🤖 AI Summary
Table extraction from semi-structured text lacking consistent delimiters is highly susceptible to hallucinations in large language models (LLMs) and struggles to guarantee structural compliance. Method: We propose TEN, a neuro-symbolic collaborative framework that first employs structure-decomposition prompting to guide an LLM in generating an initial table, then deploys a lightweight symbolic validator to detect structural errors—including row-column alignment violations and type inconsistencies—and finally drives iterative self-correction via critical feedback. Contribution/Results: TEN introduces the first “prompt–validate–revise” closed-loop mechanism, achieving breakthroughs in hallucination suppression and verifiable structural correctness. Experiments demonstrate significant improvements over purely neural baselines across multiple benchmarks, with marked gains in exact-match accuracy. A user study confirms that TEN’s outputs are more accurate and easier to verify, with over 60% of cases preferred by human evaluators.
📝 Abstract
We present a neurosymbolic approach, TEN, for extracting tabular data from semistructured input text. This task is particularly challenging for text input that does not use special delimiters consistently to separate columns and rows. Purely neural approaches perform poorly due to hallucinations and their inability to enforce hard constraints. TEN uses Structural Decomposition prompting - a specialized chain-of-thought prompting approach - on a large language model (LLM) to generate an initial table, and thereafter uses a symbolic checker to evaluate not only the well-formedness of that table, but also detect cases of hallucinations or forgetting.
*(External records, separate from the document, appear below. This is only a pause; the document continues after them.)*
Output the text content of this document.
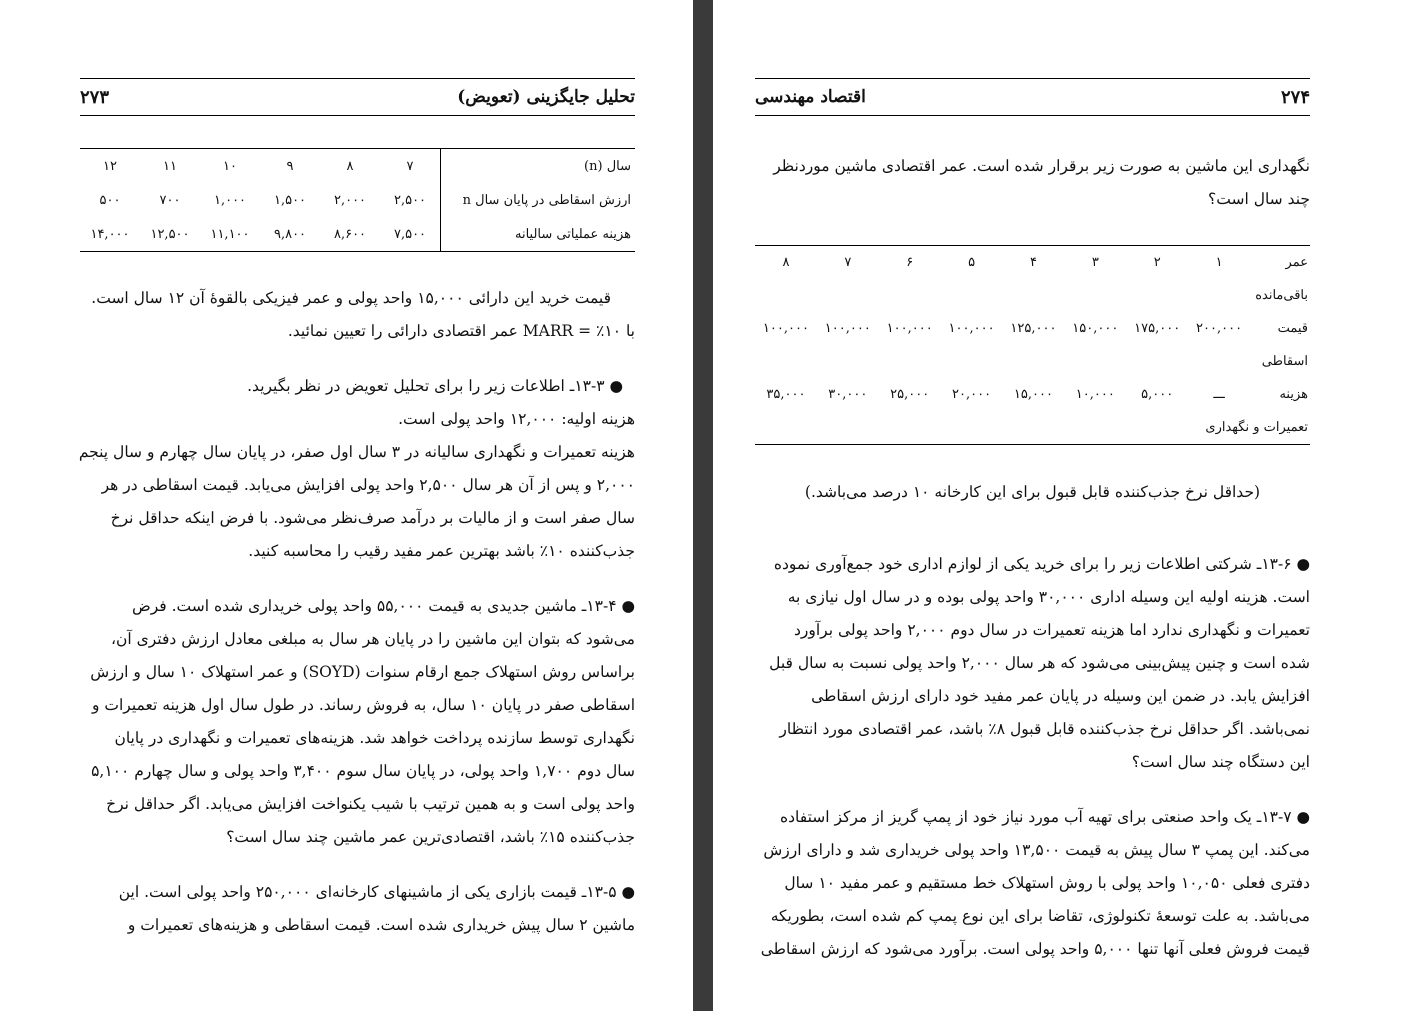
تحلیل جایگزینی (تعویض)
۲۷۳
سال (n)
۷
۸
۹
۱۰
۱۱
۱۲
ارزش اسقاطی در پایان سال n
۲,۵۰۰
۲,۰۰۰
۱,۵۰۰
۱,۰۰۰
۷۰۰
۵۰۰
هزینه عملیاتی سالیانه
۷,۵۰۰
۸,۶۰۰
۹,۸۰۰
۱۱,۱۰۰
۱۲,۵۰۰
۱۴,۰۰۰

قیمت خرید این دارائی ۱۵,۰۰۰ واحد پولی و عمر فیزیکی بالقوهٔ آن ۱۲ سال است.
با ۱۰٪ = MARR عمر اقتصادی دارائی را تعیین نمائید.

● ۱۳-۳ـ اطلاعات زیر را برای تحلیل تعویض در نظر بگیرید.
هزینه اولیه: ۱۲,۰۰۰ واحد پولی است.
هزینه تعمیرات و نگهداری سالیانه در ۳ سال اول صفر، در پایان سال چهارم و سال پنجم
۲,۰۰۰ و پس از آن هر سال ۲,۵۰۰ واحد پولی افزایش می‌یابد. قیمت اسقاطی در هر
سال صفر است و از مالیات بر درآمد صرف‌نظر می‌شود. با فرض اینکه حداقل نرخ
جذب‌کننده ۱۰٪ باشد بهترین عمر مفید رقیب را محاسبه کنید.

● ۱۳-۴ـ ماشین جدیدی به قیمت ۵۵,۰۰۰ واحد پولی خریداری شده است. فرض
می‌شود که بتوان این ماشین را در پایان هر سال به مبلغی معادل ارزش دفتری آن،
براساس روش استهلاک جمع ارقام سنوات (SOYD) و عمر استهلاک ۱۰ سال و ارزش
اسقاطی صفر در پایان ۱۰ سال، به فروش رساند. در طول سال اول هزینه تعمیرات و
نگهداری توسط سازنده پرداخت خواهد شد. هزینه‌های تعمیرات و نگهداری در پایان
سال دوم ۱,۷۰۰ واحد پولی، در پایان سال سوم ۳,۴۰۰ واحد پولی و سال چهارم ۵,۱۰۰
واحد پولی است و به همین ترتیب با شیب یکنواخت افزایش می‌یابد. اگر حداقل نرخ
جذب‌کننده ۱۵٪ باشد، اقتصادی‌ترین عمر ماشین چند سال است؟

● ۱۳-۵ـ قیمت بازاری یکی از ماشینهای کارخانه‌ای ۲۵۰,۰۰۰ واحد پولی است. این
ماشین ۲ سال پیش خریداری شده است. قیمت اسقاطی و هزینه‌های تعمیرات و

۲۷۴
اقتصاد مهندسی
نگهداری این ماشین به صورت زیر برقرار شده است. عمر اقتصادی ماشین موردنظر
چند سال است؟
عمر
۱
۲
۳
۴
۵
۶
۷
۸
باقی‌مانده
قیمت
۲۰۰,۰۰۰
۱۷۵,۰۰۰
۱۵۰,۰۰۰
۱۲۵,۰۰۰
۱۰۰,۰۰۰
۱۰۰,۰۰۰
۱۰۰,۰۰۰
۱۰۰,۰۰۰
اسقاطی
هزینه
ـــ
۵,۰۰۰
۱۰,۰۰۰
۱۵,۰۰۰
۲۰,۰۰۰
۲۵,۰۰۰
۳۰,۰۰۰
۳۵,۰۰۰
تعمیرات و نگهداری
(حداقل نرخ جذب‌کننده قابل قبول برای این کارخانه ۱۰ درصد می‌باشد.)

● ۱۳-۶ـ شرکتی اطلاعات زیر را برای خرید یکی از لوازم اداری خود جمع‌آوری نموده
است. هزینه اولیه این وسیله اداری ۳۰,۰۰۰ واحد پولی بوده و در سال اول نیازی به
تعمیرات و نگهداری ندارد اما هزینه تعمیرات در سال دوم ۲,۰۰۰ واحد پولی برآورد
شده است و چنین پیش‌بینی می‌شود که هر سال ۲,۰۰۰ واحد پولی نسبت به سال قبل
افزایش یابد. در ضمن این وسیله در پایان عمر مفید خود دارای ارزش اسقاطی
نمی‌باشد. اگر حداقل نرخ جذب‌کننده قابل قبول ۸٪ باشد، عمر اقتصادی مورد انتظار
این دستگاه چند سال است؟

● ۱۳-۷ـ یک واحد صنعتی برای تهیه آب مورد نیاز خود از پمپ گریز از مرکز استفاده
می‌کند. این پمپ ۳ سال پیش به قیمت ۱۳,۵۰۰ واحد پولی خریداری شد و دارای ارزش
دفتری فعلی ۱۰,۰۵۰ واحد پولی با روش استهلاک خط مستقیم و عمر مفید ۱۰ سال
می‌باشد. به علت توسعهٔ تکنولوژی، تقاضا برای این نوع پمپ کم شده است، بطوریکه
قیمت فروش فعلی آنها تنها ۵,۰۰۰ واحد پولی است. برآورد می‌شود که ارزش اسقاطی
The output of the symbolic checker is processed by a critique-LLM to generate guidance for fixing the table, which is presented to the original LLM in a self-debug loop. Our extensive experiments demonstrate that TEN significantly outperforms purely neural baselines across multiple datasets and metrics, achieving significantly higher exact match accuracy and substantially reduced hallucination rates. A 21-participant user study further confirms that TEN's tables are rated significantly more accurate (mean score: 5.0 vs 4.3; p = 0.021), and are consistently preferred for ease of verification and correction, with participants favoring our method in over 60% of the cases.